Saturday, January 17, 2009

Emotional Roller Coaster

Maybe its just me, maybe I over analyze things, either choice is a good probability, but its part of my charm right?!
I felt on top of the world the other day, talked to a basketball players mom, and she indroduced us to him, and he was nice. And then saw another basketball player that I am already semi-friends with, talked to him, cool. Then had a conversation with another player on facebook chat, and apparently he had noticed my presence at the game, awesome! And then I had more than a 1 word conversation with the guy that is currently the most attractive person in the world to me, AMAZING! I was on a roll, even saw a bunch of them at Gattitown, it was neat to see them outside of school. Even had an awkward dance with that one that is the prettiest person in the world, lets call him The Saint. Yup, almost literally ran into him at the soda stand at Gattitown and we had one of those awkward trying to get out of each others way dances, for which we both apoligized. And I played about 30 minutes of basketball at Gattitown, I was on top of the world, getting over some of my fears.
I had a friend tell me that he didnt like to run from his fears, instead he liked to laugh at his fears and overcome them, and I am trying to incorporate that into my life. So far, its slow going, but at least it is going right?
Anyway, on top of the world, and today was somewhat the same, a friend wanted to work out before the game and so I was just gonna read some homework while she was working out, but then there happened to be a JV game and so of course, I watched that, and players from the team that we were playing came out to watch their JV team play, and they surrounded me, so instead of being awkward I had fun conversation with them. We joked around and it was fun. And I got to see some of our players just hanging out waiting for the game and such. Then it was game time, I got my favorite seats, half court line, FRONT row! The team did not disappoint, nope they beat the 23 nationally ranked NCAA division III team, I was pumped, although I dont think they were as pumped, maybe just exhausted, it was a rough game, lots of fouls, fast paced, and the other team definitely had a size advantage. Yet The Saint had the most rebounds even though hes one of the shortest players on our team! That was fun. Sadly though he didnt get any field goals, but had 7 points, thanks to free throws. haha look at me, making my blog into something about basketball!

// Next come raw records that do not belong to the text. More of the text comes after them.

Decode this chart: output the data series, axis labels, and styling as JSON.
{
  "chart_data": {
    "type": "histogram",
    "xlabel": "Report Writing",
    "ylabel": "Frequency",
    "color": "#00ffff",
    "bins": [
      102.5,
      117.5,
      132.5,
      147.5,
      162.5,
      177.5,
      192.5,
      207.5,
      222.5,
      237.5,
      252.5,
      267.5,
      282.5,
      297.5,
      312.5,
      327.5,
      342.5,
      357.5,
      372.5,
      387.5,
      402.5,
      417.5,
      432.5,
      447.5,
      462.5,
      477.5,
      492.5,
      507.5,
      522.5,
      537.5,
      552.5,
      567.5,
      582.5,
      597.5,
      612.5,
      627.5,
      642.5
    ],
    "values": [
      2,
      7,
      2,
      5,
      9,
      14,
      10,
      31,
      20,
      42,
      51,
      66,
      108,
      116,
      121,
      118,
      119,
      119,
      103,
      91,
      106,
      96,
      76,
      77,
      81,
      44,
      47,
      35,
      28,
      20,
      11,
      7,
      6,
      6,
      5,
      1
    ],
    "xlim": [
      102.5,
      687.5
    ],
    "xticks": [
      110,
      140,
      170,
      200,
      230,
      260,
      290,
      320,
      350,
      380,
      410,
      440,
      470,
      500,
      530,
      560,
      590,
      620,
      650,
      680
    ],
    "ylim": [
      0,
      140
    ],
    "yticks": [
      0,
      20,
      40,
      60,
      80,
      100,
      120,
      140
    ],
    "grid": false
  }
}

Anyway, I guess it was after the game that my high started wearing off. I mean Im a student, working to get things done, moving forward to the unknown, and what do I really have. I have friends- which even though I love them sometimes I get frustrated or annoyed with them, but thats just life. I have a great family, parents who love me, a grandmother who would give me the world if she could, and 2 brothers who I adore, even to this day, usually. haha.
But I read my poems and I think I overthink lots of things, what does it really matter what people think of me? I need to be myself in order to be the person that I want to be, it comes from inside.
There are things in my past that I know were hard while I was going through them but I honestly dont remember all the things that I thought I would, something are clear, but mostly things are fading, fuzzy or maybe I have just plain blocked or written over some things.
Timmy was my first childhood crush and it lasted for what seemed a lifetime, but its over now, sure I loved him and I still think about him, but I cant tell you how glad I didnt end up with him. Or any of the other guys that I have liked over the years. Sure I think its hard not knowing about things that others know about and sure I may not know lots about relationships. But I have seen lots of relationships, and being the person that I am I read into how the people carry themselves, what is good about the relationship, what is something that I want, what do I not want. And so I have expectations, and I dont necessarily hold every person that I meet to those expectations, but rather I hold myself to the expectations. I dont want to change for a person and if I feel like I am changing too much then its not good, its not the person that I should be with. And I dont really see myself dating around. So though its hard, and not necessarily fun, I am working on being me, finding myself (and I have come a long way, but circumstances are always changing so I may not know myself 100%, and thats ok.) and letting people see me. Not a shy person, but rather a talkative one, and not always a happy person, but a person that always wants to make others smile, and not always a nice person, but a person who tells others when she is mad at them, or hits them out of frustration, or maybe gives them the silent treatment. And most recently a person who has come obsessed with the game of basketball and has even made her own stats sheet to take to and fill out at games. So this is me, being myself, and hoping that others will want to find a place in my life, whether its as friends, acquaintances, or other things. But no pressure, things will happen when they are meant to, and I may not be happy with the timing but I do believe that it will happen when I am truly ready, and until then I'll be the best me that there is.